In line with these results, we tested the ability of both EcAmpG K62A and Y159A mutants to bind GlcNAc-1,6-anhydroMurNAc using MST, showing a reduced binding affinity for GlcNAc-1,6-anhydroMurNAc of >2 mM and ~500 uM, respectively (Supplementary Fig. 3c).

An AmpG specific hydrophobic vestibule to the substrate binding cavity

Our structure also illustrates an unusual structural motif in AmpG, comprised of antiparallel C-terminal helices TM13 and TM14 that pack along one opening of the periplasmic binding cavity (Fig. 2c, d). Fourteen TMs is a departure from the canonical 12 TM MFS topology present in structural homologs of AmpG (Supplementary Fig. 9). In the AmpG family, these helices are typically located at the C-terminus as observed in E. coli here. However, some AmpG orthologues, including those from P. aeruginosa and A. baumannii, have an internal insertion between the N- and C-terminal helical bundles (Supplementary Fig. 1). Despite this, these insertions show a similar predicted structural placement and formation of related hydrophobic vestibule structures (Supplementary Fig. 10).
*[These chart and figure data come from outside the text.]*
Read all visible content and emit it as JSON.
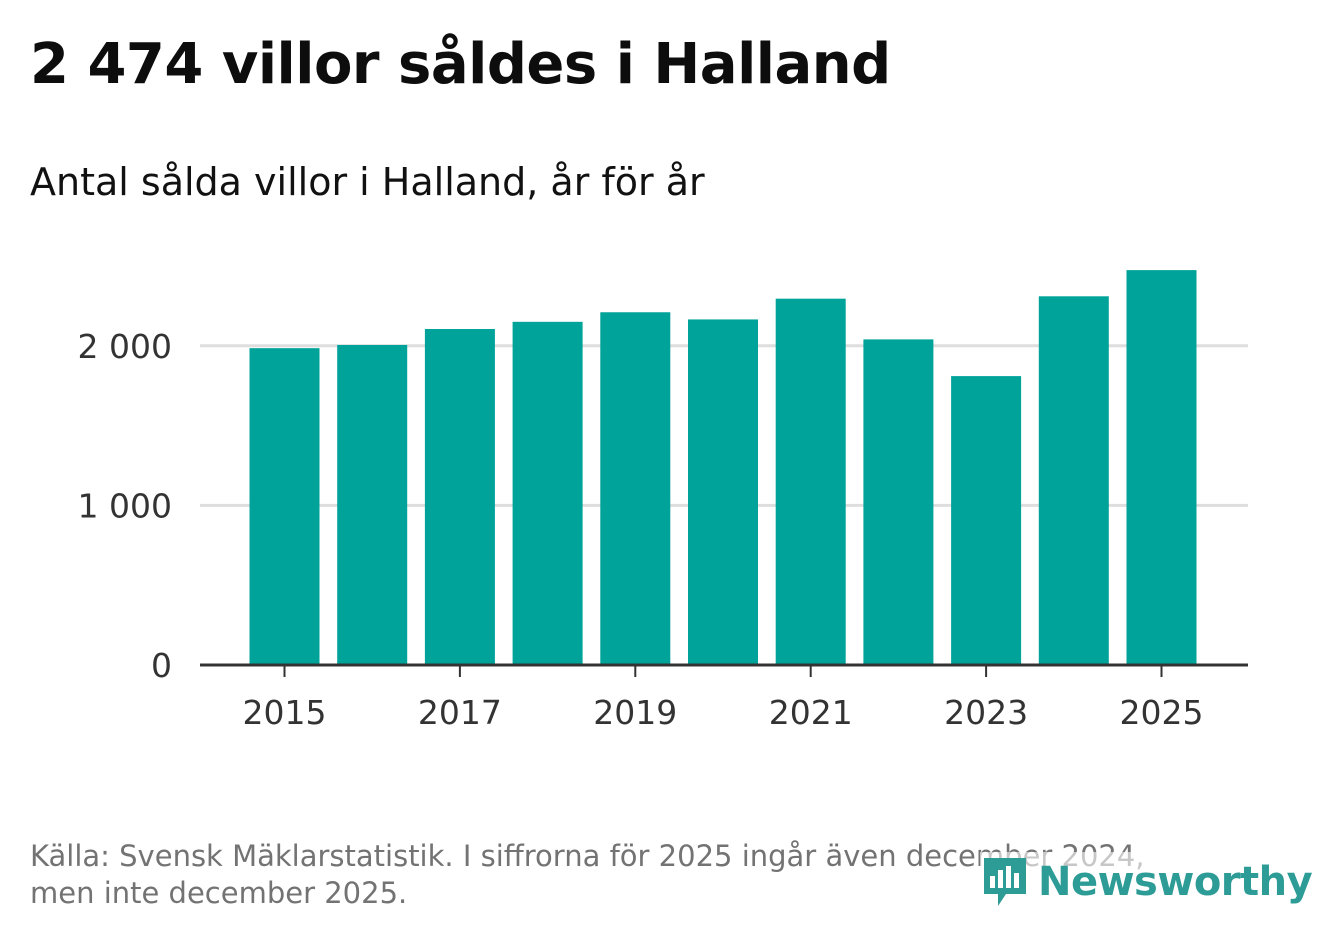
{
  "header": {
    "title": "2 474 villor såldes i Halland",
    "subtitle": "Antal sålda villor i Halland, år för år"
  },
  "chart_data": {
    "type": "bar",
    "categories": [
      "2015",
      "2016",
      "2017",
      "2018",
      "2019",
      "2020",
      "2021",
      "2022",
      "2023",
      "2024",
      "2025"
    ],
    "values": [
      1985,
      2005,
      2105,
      2150,
      2210,
      2165,
      2295,
      2040,
      1810,
      2310,
      2474
    ],
    "x_tick_labels": [
      "2015",
      "2017",
      "2019",
      "2021",
      "2023",
      "2025"
    ],
    "y_ticks": [
      0,
      1000,
      2000
    ],
    "y_tick_labels": [
      "0",
      "1 000",
      "2 000"
    ],
    "ylim": [
      0,
      2600
    ],
    "grid": true,
    "bar_color": "#00a39a",
    "gridline_color": "#dedede",
    "axis_color": "#333333",
    "xlabel": "",
    "ylabel": ""
  },
  "footer": {
    "source_line1": "Källa: Svensk Mäklarstatistik. I siffrorna för 2025 ingår även december 2024,",
    "source_line2": "men inte december 2025."
  },
  "logo": {
    "text": "Newsworthy",
    "icon": "newsworthy-chart-bubble-icon",
    "color": "#2e9c96"
  }
}
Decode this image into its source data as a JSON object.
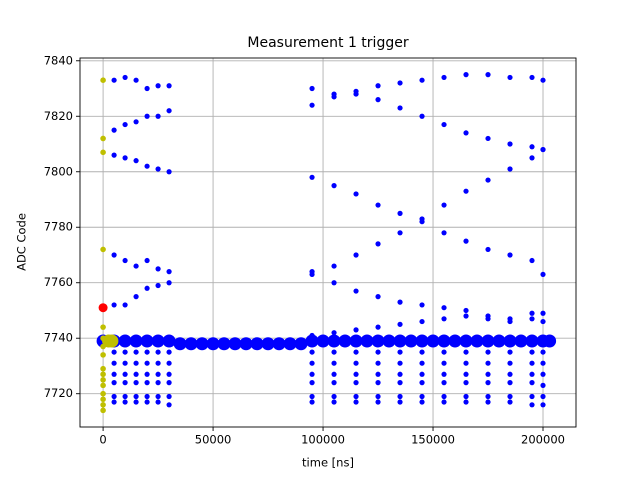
{
  "chart_data": {
    "type": "scatter",
    "title": "Measurement 1 trigger",
    "x_label": "time [ns]",
    "y_label": "ADC Code",
    "xlim": [
      -10500,
      215000
    ],
    "ylim": [
      7708,
      7841
    ],
    "xticks": [
      0,
      50000,
      100000,
      150000,
      200000
    ],
    "yticks": [
      7720,
      7740,
      7760,
      7780,
      7800,
      7820,
      7840
    ],
    "grid": true,
    "series": [
      {
        "color": "#0000ff",
        "x": [
          5000,
          10000,
          15000,
          20000,
          25000,
          30000,
          5000,
          10000,
          15000,
          20000,
          25000,
          30000,
          5000,
          10000,
          15000,
          20000,
          25000,
          30000,
          5000,
          10000,
          15000,
          20000,
          25000,
          30000,
          5000,
          10000,
          15000,
          20000,
          25000,
          30000,
          5000,
          10000,
          15000,
          20000,
          25000,
          30000,
          5000,
          10000,
          15000,
          20000,
          25000,
          30000,
          5000,
          10000,
          15000,
          20000,
          25000,
          30000,
          5000,
          10000,
          15000,
          20000,
          25000,
          30000,
          5000,
          10000,
          15000,
          20000,
          25000,
          30000,
          5000,
          10000,
          15000,
          20000,
          25000,
          30000
        ],
        "values": [
          7833,
          7834,
          7833,
          7830,
          7831,
          7831,
          7815,
          7817,
          7818,
          7820,
          7820,
          7822,
          7806,
          7805,
          7804,
          7802,
          7801,
          7800,
          7770,
          7768,
          7766,
          7768,
          7765,
          7764,
          7752,
          7752,
          7755,
          7758,
          7759,
          7760,
          7735,
          7735,
          7735,
          7735,
          7735,
          7735,
          7731,
          7731,
          7731,
          7731,
          7731,
          7731,
          7727,
          7727,
          7727,
          7727,
          7727,
          7727,
          7724,
          7724,
          7724,
          7724,
          7724,
          7724,
          7719,
          7719,
          7719,
          7719,
          7719,
          7719,
          7717,
          7717,
          7717,
          7717,
          7717,
          7716
        ]
      },
      {
        "color": "#0000ff",
        "x": [
          95000,
          105000,
          115000,
          125000,
          135000,
          145000,
          155000,
          165000,
          175000,
          185000,
          195000,
          200000,
          95000,
          105000,
          115000,
          125000,
          135000,
          145000,
          155000,
          165000,
          175000,
          185000,
          195000,
          200000,
          95000,
          105000,
          115000,
          125000,
          135000,
          145000,
          155000,
          165000,
          175000,
          185000,
          195000,
          200000,
          95000,
          105000,
          115000,
          125000,
          135000,
          145000,
          155000,
          165000,
          175000,
          185000,
          195000,
          200000,
          95000,
          105000,
          115000,
          125000,
          135000,
          145000,
          155000,
          165000,
          175000,
          185000,
          195000,
          200000,
          95000,
          105000,
          115000,
          125000,
          135000,
          145000,
          155000,
          165000,
          175000,
          185000,
          195000,
          200000,
          95000,
          105000,
          115000,
          125000,
          135000,
          145000,
          155000,
          165000,
          175000,
          185000,
          195000,
          200000,
          95000,
          105000,
          115000,
          125000,
          135000,
          145000,
          155000,
          165000,
          175000,
          185000,
          195000,
          200000,
          95000,
          105000,
          115000,
          125000,
          135000,
          145000,
          155000,
          165000,
          175000,
          185000,
          195000,
          200000,
          95000,
          105000,
          115000,
          125000,
          135000,
          145000,
          155000,
          165000,
          175000,
          185000,
          195000,
          200000,
          95000,
          105000,
          115000,
          125000,
          135000,
          145000,
          155000,
          165000,
          175000,
          185000,
          195000,
          200000,
          95000,
          105000,
          115000,
          125000,
          135000,
          145000,
          155000,
          165000,
          175000,
          185000,
          195000,
          200000
        ],
        "values": [
          7830,
          7828,
          7829,
          7831,
          7832,
          7833,
          7834,
          7835,
          7835,
          7834,
          7834,
          7833,
          7824,
          7827,
          7828,
          7826,
          7823,
          7820,
          7817,
          7814,
          7812,
          7810,
          7809,
          7808,
          7798,
          7795,
          7792,
          7788,
          7785,
          7782,
          7778,
          7775,
          7772,
          7770,
          7768,
          7763,
          7764,
          7766,
          7770,
          7774,
          7778,
          7783,
          7788,
          7793,
          7797,
          7801,
          7805,
          7808,
          7763,
          7760,
          7757,
          7755,
          7753,
          7752,
          7751,
          7750,
          7748,
          7747,
          7747,
          7746,
          7741,
          7742,
          7743,
          7744,
          7745,
          7746,
          7747,
          7748,
          7747,
          7746,
          7749,
          7749,
          7735,
          7735,
          7735,
          7735,
          7735,
          7735,
          7735,
          7735,
          7735,
          7735,
          7735,
          7735,
          7731,
          7731,
          7731,
          7731,
          7731,
          7731,
          7731,
          7731,
          7731,
          7731,
          7731,
          7731,
          7727,
          7727,
          7727,
          7727,
          7727,
          7727,
          7727,
          7727,
          7727,
          7727,
          7727,
          7727,
          7724,
          7724,
          7724,
          7724,
          7724,
          7724,
          7724,
          7724,
          7724,
          7724,
          7724,
          7723,
          7719,
          7719,
          7719,
          7719,
          7719,
          7719,
          7719,
          7719,
          7719,
          7719,
          7719,
          7719,
          7717,
          7717,
          7717,
          7717,
          7717,
          7717,
          7717,
          7717,
          7717,
          7717,
          7716,
          7716
        ]
      },
      {
        "color": "#0000ff",
        "x": [
          0,
          5000,
          10000,
          15000,
          20000,
          25000,
          30000,
          35000,
          40000,
          45000,
          50000,
          55000,
          60000,
          65000,
          70000,
          75000,
          80000,
          85000,
          90000,
          95000,
          100000,
          105000,
          110000,
          115000,
          120000,
          125000,
          130000,
          135000,
          140000,
          145000,
          150000,
          155000,
          160000,
          165000,
          170000,
          175000,
          180000,
          185000,
          190000,
          195000,
          200000,
          203000
        ],
        "values": [
          7739,
          7739,
          7739,
          7739,
          7739,
          7739,
          7739,
          7738,
          7738,
          7738,
          7738,
          7738,
          7738,
          7738,
          7738,
          7738,
          7738,
          7738,
          7738,
          7739,
          7739,
          7739,
          7739,
          7739,
          7739,
          7739,
          7739,
          7739,
          7739,
          7739,
          7739,
          7739,
          7739,
          7739,
          7739,
          7739,
          7739,
          7739,
          7739,
          7739,
          7739,
          7739
        ]
      },
      {
        "color": "#bfbf00",
        "x": [
          0,
          0,
          0,
          0,
          0,
          0,
          0,
          0,
          0,
          0,
          0,
          0,
          0,
          0,
          0,
          0
        ],
        "values": [
          7833,
          7812,
          7807,
          7772,
          7744,
          7740,
          7737,
          7734,
          7729,
          7727,
          7725,
          7723,
          7720,
          7718,
          7716,
          7714
        ]
      },
      {
        "color": "#bfbf00",
        "x": [
          2500,
          4000
        ],
        "values": [
          7739,
          7739
        ]
      },
      {
        "color": "#ff0000",
        "x": [
          0
        ],
        "values": [
          7751
        ]
      }
    ]
  }
}
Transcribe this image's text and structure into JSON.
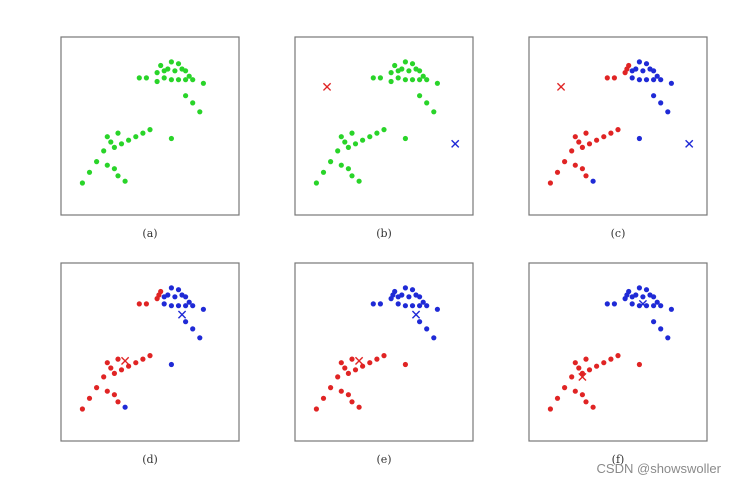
{
  "colors": {
    "green": "#29d429",
    "red": "#e02424",
    "blue": "#1f2ad6",
    "frame": "#777777"
  },
  "watermark": "CSDN @showswoller",
  "chart_data": [
    {
      "type": "scatter",
      "label": "(a)",
      "xlim": [
        -2.5,
        2.5
      ],
      "ylim": [
        -2.5,
        2.5
      ],
      "series": [
        {
          "color": "green",
          "points": [
            [
              0.2,
              1.5
            ],
            [
              0.3,
              1.7
            ],
            [
              0.4,
              1.55
            ],
            [
              0.5,
              1.6
            ],
            [
              0.6,
              1.8
            ],
            [
              0.7,
              1.55
            ],
            [
              0.8,
              1.75
            ],
            [
              0.9,
              1.6
            ],
            [
              1.0,
              1.55
            ],
            [
              1.2,
              1.3
            ],
            [
              0.6,
              1.3
            ],
            [
              0.8,
              1.3
            ],
            [
              1.0,
              1.3
            ],
            [
              1.1,
              1.4
            ],
            [
              -0.1,
              1.35
            ],
            [
              -0.3,
              1.35
            ],
            [
              0.2,
              1.25
            ],
            [
              0.4,
              1.35
            ],
            [
              1.2,
              0.65
            ],
            [
              1.0,
              0.85
            ],
            [
              1.5,
              1.2
            ],
            [
              1.4,
              0.4
            ],
            [
              -1.2,
              -0.3
            ],
            [
              -1.0,
              -0.6
            ],
            [
              -0.8,
              -0.5
            ],
            [
              -0.6,
              -0.4
            ],
            [
              -0.4,
              -0.3
            ],
            [
              -0.2,
              -0.2
            ],
            [
              0.0,
              -0.1
            ],
            [
              -0.9,
              -0.2
            ],
            [
              -1.1,
              -0.45
            ],
            [
              -1.3,
              -0.7
            ],
            [
              -1.5,
              -1.0
            ],
            [
              -1.7,
              -1.3
            ],
            [
              -1.9,
              -1.6
            ],
            [
              -1.2,
              -1.1
            ],
            [
              -0.9,
              -1.4
            ],
            [
              -0.7,
              -1.55
            ],
            [
              0.6,
              -0.35
            ],
            [
              -1.0,
              -1.2
            ]
          ]
        }
      ]
    },
    {
      "type": "scatter",
      "label": "(b)",
      "xlim": [
        -2.5,
        2.5
      ],
      "ylim": [
        -2.5,
        2.5
      ],
      "centroids": [
        {
          "x": -1.6,
          "y": 1.1,
          "color": "red"
        },
        {
          "x": 2.0,
          "y": -0.5,
          "color": "blue"
        }
      ],
      "series": [
        {
          "color": "green",
          "points": [
            [
              0.2,
              1.5
            ],
            [
              0.3,
              1.7
            ],
            [
              0.4,
              1.55
            ],
            [
              0.5,
              1.6
            ],
            [
              0.6,
              1.8
            ],
            [
              0.7,
              1.55
            ],
            [
              0.8,
              1.75
            ],
            [
              0.9,
              1.6
            ],
            [
              1.0,
              1.55
            ],
            [
              1.2,
              1.3
            ],
            [
              0.6,
              1.3
            ],
            [
              0.8,
              1.3
            ],
            [
              1.0,
              1.3
            ],
            [
              1.1,
              1.4
            ],
            [
              -0.1,
              1.35
            ],
            [
              -0.3,
              1.35
            ],
            [
              0.2,
              1.25
            ],
            [
              0.4,
              1.35
            ],
            [
              1.2,
              0.65
            ],
            [
              1.0,
              0.85
            ],
            [
              1.5,
              1.2
            ],
            [
              1.4,
              0.4
            ],
            [
              -1.2,
              -0.3
            ],
            [
              -1.0,
              -0.6
            ],
            [
              -0.8,
              -0.5
            ],
            [
              -0.6,
              -0.4
            ],
            [
              -0.4,
              -0.3
            ],
            [
              -0.2,
              -0.2
            ],
            [
              0.0,
              -0.1
            ],
            [
              -0.9,
              -0.2
            ],
            [
              -1.1,
              -0.45
            ],
            [
              -1.3,
              -0.7
            ],
            [
              -1.5,
              -1.0
            ],
            [
              -1.7,
              -1.3
            ],
            [
              -1.9,
              -1.6
            ],
            [
              -1.2,
              -1.1
            ],
            [
              -0.9,
              -1.4
            ],
            [
              -0.7,
              -1.55
            ],
            [
              0.6,
              -0.35
            ],
            [
              -1.0,
              -1.2
            ]
          ]
        }
      ]
    },
    {
      "type": "scatter",
      "label": "(c)",
      "xlim": [
        -2.5,
        2.5
      ],
      "ylim": [
        -2.5,
        2.5
      ],
      "centroids": [
        {
          "x": -1.6,
          "y": 1.1,
          "color": "red"
        },
        {
          "x": 2.0,
          "y": -0.5,
          "color": "blue"
        }
      ],
      "series": [
        {
          "color": "red",
          "points": [
            [
              -0.1,
              1.35
            ],
            [
              -0.3,
              1.35
            ],
            [
              0.2,
              1.5
            ],
            [
              0.3,
              1.7
            ],
            [
              0.25,
              1.6
            ],
            [
              -1.2,
              -0.3
            ],
            [
              -1.0,
              -0.6
            ],
            [
              -0.8,
              -0.5
            ],
            [
              -0.6,
              -0.4
            ],
            [
              -0.4,
              -0.3
            ],
            [
              -0.2,
              -0.2
            ],
            [
              0.0,
              -0.1
            ],
            [
              -0.9,
              -0.2
            ],
            [
              -1.1,
              -0.45
            ],
            [
              -1.3,
              -0.7
            ],
            [
              -1.5,
              -1.0
            ],
            [
              -1.7,
              -1.3
            ],
            [
              -1.9,
              -1.6
            ],
            [
              -1.2,
              -1.1
            ],
            [
              -0.9,
              -1.4
            ],
            [
              -1.0,
              -1.2
            ]
          ]
        },
        {
          "color": "blue",
          "points": [
            [
              0.4,
              1.55
            ],
            [
              0.5,
              1.6
            ],
            [
              0.6,
              1.8
            ],
            [
              0.7,
              1.55
            ],
            [
              0.8,
              1.75
            ],
            [
              0.9,
              1.6
            ],
            [
              1.0,
              1.55
            ],
            [
              1.2,
              1.3
            ],
            [
              0.6,
              1.3
            ],
            [
              0.8,
              1.3
            ],
            [
              1.0,
              1.3
            ],
            [
              1.1,
              1.4
            ],
            [
              0.4,
              1.35
            ],
            [
              1.2,
              0.65
            ],
            [
              1.0,
              0.85
            ],
            [
              1.5,
              1.2
            ],
            [
              1.4,
              0.4
            ],
            [
              0.6,
              -0.35
            ],
            [
              -0.7,
              -1.55
            ]
          ]
        }
      ]
    },
    {
      "type": "scatter",
      "label": "(d)",
      "xlim": [
        -2.5,
        2.5
      ],
      "ylim": [
        -2.5,
        2.5
      ],
      "centroids": [
        {
          "x": -0.7,
          "y": -0.25,
          "color": "red"
        },
        {
          "x": 0.9,
          "y": 1.05,
          "color": "blue"
        }
      ],
      "series": [
        {
          "color": "red",
          "points": [
            [
              -0.1,
              1.35
            ],
            [
              -0.3,
              1.35
            ],
            [
              0.2,
              1.5
            ],
            [
              0.3,
              1.7
            ],
            [
              0.25,
              1.6
            ],
            [
              -1.2,
              -0.3
            ],
            [
              -1.0,
              -0.6
            ],
            [
              -0.8,
              -0.5
            ],
            [
              -0.6,
              -0.4
            ],
            [
              -0.4,
              -0.3
            ],
            [
              -0.2,
              -0.2
            ],
            [
              0.0,
              -0.1
            ],
            [
              -0.9,
              -0.2
            ],
            [
              -1.1,
              -0.45
            ],
            [
              -1.3,
              -0.7
            ],
            [
              -1.5,
              -1.0
            ],
            [
              -1.7,
              -1.3
            ],
            [
              -1.9,
              -1.6
            ],
            [
              -1.2,
              -1.1
            ],
            [
              -0.9,
              -1.4
            ],
            [
              -1.0,
              -1.2
            ]
          ]
        },
        {
          "color": "blue",
          "points": [
            [
              0.4,
              1.55
            ],
            [
              0.5,
              1.6
            ],
            [
              0.6,
              1.8
            ],
            [
              0.7,
              1.55
            ],
            [
              0.8,
              1.75
            ],
            [
              0.9,
              1.6
            ],
            [
              1.0,
              1.55
            ],
            [
              1.2,
              1.3
            ],
            [
              0.6,
              1.3
            ],
            [
              0.8,
              1.3
            ],
            [
              1.0,
              1.3
            ],
            [
              1.1,
              1.4
            ],
            [
              0.4,
              1.35
            ],
            [
              1.2,
              0.65
            ],
            [
              1.0,
              0.85
            ],
            [
              1.5,
              1.2
            ],
            [
              1.4,
              0.4
            ],
            [
              0.6,
              -0.35
            ],
            [
              -0.7,
              -1.55
            ]
          ]
        }
      ]
    },
    {
      "type": "scatter",
      "label": "(e)",
      "xlim": [
        -2.5,
        2.5
      ],
      "ylim": [
        -2.5,
        2.5
      ],
      "centroids": [
        {
          "x": -0.7,
          "y": -0.25,
          "color": "red"
        },
        {
          "x": 0.9,
          "y": 1.05,
          "color": "blue"
        }
      ],
      "series": [
        {
          "color": "red",
          "points": [
            [
              -1.2,
              -0.3
            ],
            [
              -1.0,
              -0.6
            ],
            [
              -0.8,
              -0.5
            ],
            [
              -0.6,
              -0.4
            ],
            [
              -0.4,
              -0.3
            ],
            [
              -0.2,
              -0.2
            ],
            [
              0.0,
              -0.1
            ],
            [
              -0.9,
              -0.2
            ],
            [
              -1.1,
              -0.45
            ],
            [
              -1.3,
              -0.7
            ],
            [
              -1.5,
              -1.0
            ],
            [
              -1.7,
              -1.3
            ],
            [
              -1.9,
              -1.6
            ],
            [
              -1.2,
              -1.1
            ],
            [
              -0.9,
              -1.4
            ],
            [
              -1.0,
              -1.2
            ],
            [
              -0.7,
              -1.55
            ],
            [
              0.6,
              -0.35
            ]
          ]
        },
        {
          "color": "blue",
          "points": [
            [
              0.2,
              1.5
            ],
            [
              0.3,
              1.7
            ],
            [
              0.4,
              1.55
            ],
            [
              0.5,
              1.6
            ],
            [
              0.6,
              1.8
            ],
            [
              0.7,
              1.55
            ],
            [
              0.8,
              1.75
            ],
            [
              0.9,
              1.6
            ],
            [
              1.0,
              1.55
            ],
            [
              1.2,
              1.3
            ],
            [
              0.6,
              1.3
            ],
            [
              0.8,
              1.3
            ],
            [
              1.0,
              1.3
            ],
            [
              1.1,
              1.4
            ],
            [
              -0.1,
              1.35
            ],
            [
              -0.3,
              1.35
            ],
            [
              0.25,
              1.6
            ],
            [
              0.4,
              1.35
            ],
            [
              1.2,
              0.65
            ],
            [
              1.0,
              0.85
            ],
            [
              1.5,
              1.2
            ],
            [
              1.4,
              0.4
            ]
          ]
        }
      ]
    },
    {
      "type": "scatter",
      "label": "(f)",
      "xlim": [
        -2.5,
        2.5
      ],
      "ylim": [
        -2.5,
        2.5
      ],
      "centroids": [
        {
          "x": -1.0,
          "y": -0.7,
          "color": "red"
        },
        {
          "x": 0.7,
          "y": 1.35,
          "color": "blue"
        }
      ],
      "series": [
        {
          "color": "red",
          "points": [
            [
              -1.2,
              -0.3
            ],
            [
              -1.0,
              -0.6
            ],
            [
              -0.8,
              -0.5
            ],
            [
              -0.6,
              -0.4
            ],
            [
              -0.4,
              -0.3
            ],
            [
              -0.2,
              -0.2
            ],
            [
              0.0,
              -0.1
            ],
            [
              -0.9,
              -0.2
            ],
            [
              -1.1,
              -0.45
            ],
            [
              -1.3,
              -0.7
            ],
            [
              -1.5,
              -1.0
            ],
            [
              -1.7,
              -1.3
            ],
            [
              -1.9,
              -1.6
            ],
            [
              -1.2,
              -1.1
            ],
            [
              -0.9,
              -1.4
            ],
            [
              -1.0,
              -1.2
            ],
            [
              -0.7,
              -1.55
            ],
            [
              0.6,
              -0.35
            ]
          ]
        },
        {
          "color": "blue",
          "points": [
            [
              0.2,
              1.5
            ],
            [
              0.3,
              1.7
            ],
            [
              0.4,
              1.55
            ],
            [
              0.5,
              1.6
            ],
            [
              0.6,
              1.8
            ],
            [
              0.7,
              1.55
            ],
            [
              0.8,
              1.75
            ],
            [
              0.9,
              1.6
            ],
            [
              1.0,
              1.55
            ],
            [
              1.2,
              1.3
            ],
            [
              0.6,
              1.3
            ],
            [
              0.8,
              1.3
            ],
            [
              1.0,
              1.3
            ],
            [
              1.1,
              1.4
            ],
            [
              -0.1,
              1.35
            ],
            [
              -0.3,
              1.35
            ],
            [
              0.25,
              1.6
            ],
            [
              0.4,
              1.35
            ],
            [
              1.2,
              0.65
            ],
            [
              1.0,
              0.85
            ],
            [
              1.5,
              1.2
            ],
            [
              1.4,
              0.4
            ]
          ]
        }
      ]
    }
  ]
}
Here, both TM13 and TM14 are classical bitopic membrane-spanning helices of >25 residues. Rather than typical intimate hydrophobic packing with TM2 or TM11, a clear structural “foot-in-the-door” is observed at the cytosolic end of TM13 and TM14. This involves the amphipathic helix (TM6b; residues 207-219) and the loop to TM7, which provide a wedge-like protrusion with stabilizing interactions therein (Figs. 3e, 4d). Conserved residues Asp217, Phe218, Phe219 and Arg221 create a set of hydrophobic and electrostatic interactions, with the guanidinium group of Arg221 forming an electrostatic pair with Asp217 and also stacking against the aromatic rings of Phe218 and Phe415 from the loop connecting TM12 and TM13. Additional interactions, including conserved π-stacking of the side chain guanidinium of Arg418 and the aromatic side chain of Tyr425, further stabilize this complex intersection of helical segments. The ultimate consequence of this wedge-like protrusion is a dramatic hydrophobic cleft, approximately 30 × 30 × 12 Å, closed at the cytosol and running up to the periplasmic space. The hydrophobic faces of TM13 and TM14 form one wall with TM11, TM2, the C-terminus of TM6b and TM7 the other. We observe a significant amount of non-protein density in this region, which funnels down to the substrate binding pocket, which may represent loosely associated detergent or inherent lipids (Supplementary Fig. 11a). In addition, we observe a diacyl lipid bound at the lateral entrance to the vestibule with its headgroup sandwiched between the periplasmic ends of TM2 and TM13 while the two acyl tails extend down the outer surface of TM2 towards motif A and the cytoplasmic face of AmpG (Supplementary Fig. 11b, c). The density is well modeled by a PE lipid, which are highly abundant ( ~ 75 %) in E. coli membranes⁴¹.